Reputation: 17107
I imported a csv into MongoDB using Compass. The csv file has a size of 755 MB, but in Mongo, the collection shows a size of 2.8 GB? Why is this? Also, the csv has a lot of sprasely populated fields. In Mongo, these fields are set to empty strings for most of the rows(documents). Is there a option to say only create the field for a particular document if the value is not missing.
Upvotes: 0
Views: 1039
Reputation: 7621
Loading a sparse file can unnecessarily eat up a lot of space. Consider 14,493,120 rows of this line:
foo,bar,,,,,,,,,,,,,,,,,,,,,,,,,,,,,,,,,,,,,,,,,,,,zip
The file size is 797,229,120 bytes. So let's go ahead and load it with mongoimport with NO --ignoreBlanks
. On the MacBook, this takes 8m45s to load and produces an avg size doc of 490 bytes for a total of 7,101,710,784 uncompressed bytes. The WiredTiger storage engine will achieve a 6.8x compression on this to yield an on-disk rep of only 1,044,369,232 bytes and the _id index of 145,854,464 bytes. Call it 1200MB total. OK, somewhat bigger than the input 797MB flatfile.
Load it with --ignoreBlanks
and the landscape changes. It takes only 5m55s to load and produces an avg size doc of 63 bytes -- about 7.7x smaller. The total uncompressed size is 72,758,890 bytes, also about 7.7x smaller. The compression ratio is down to 3.2x but this still yields an on-disk rep of 286,487,020 bytes.
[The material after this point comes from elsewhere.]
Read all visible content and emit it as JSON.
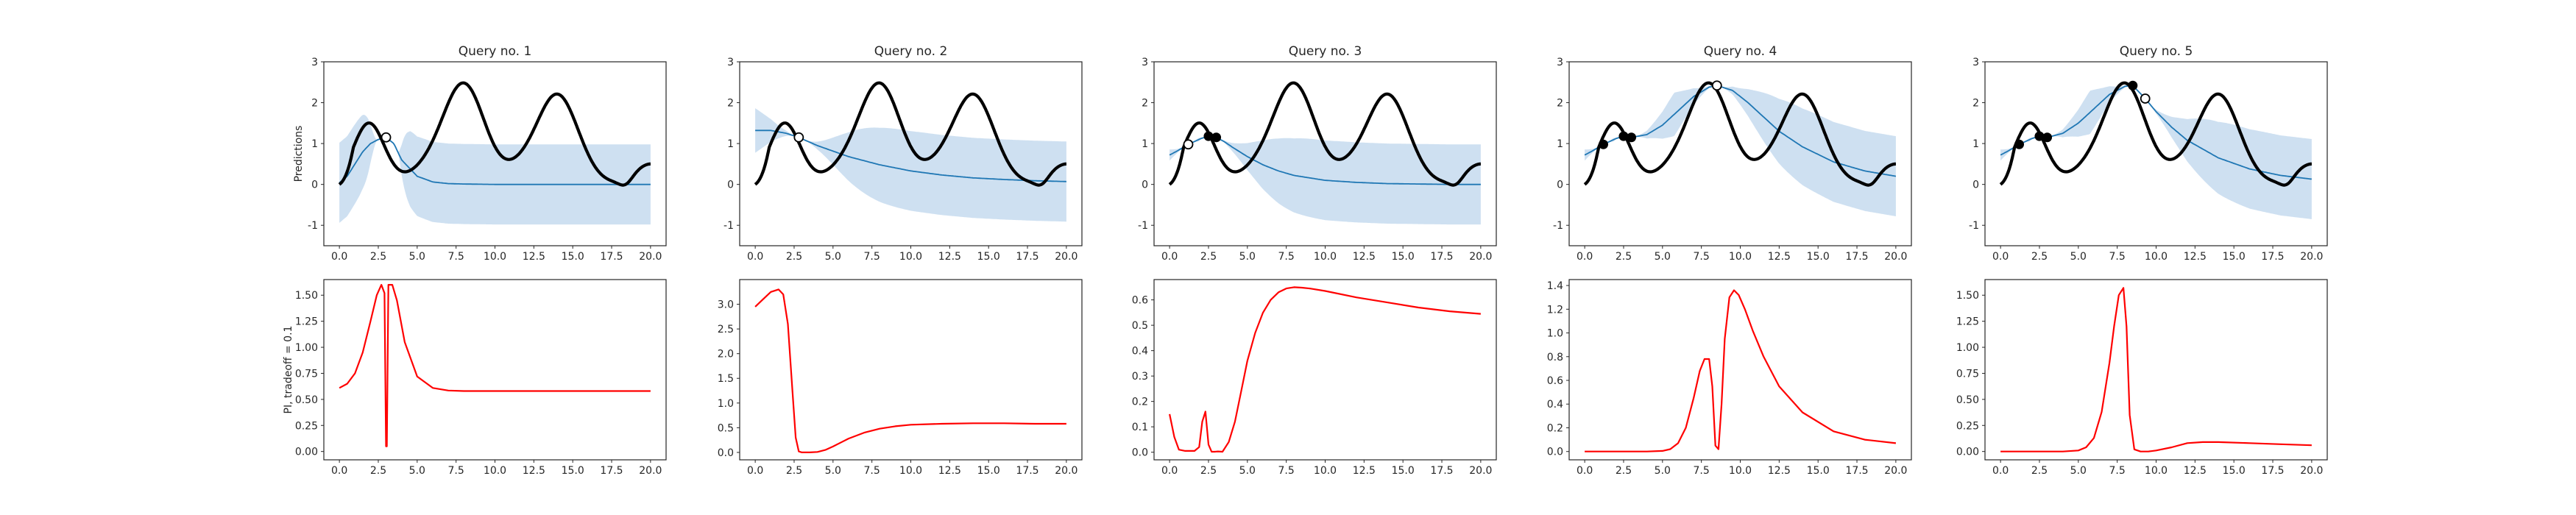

Not surprisingly, the _id index is the same size (145MB) but 286MB + 145MB ~= 432MB. Compared to 797MB of raw CSV, the point should be clear: Loading sparse files into MongoDB with --ignoreBlanks
yields a significantly smaller footprint; in this case, close to 2x smaller on-disk including indexes than the raw CSV files
Upvotes: 3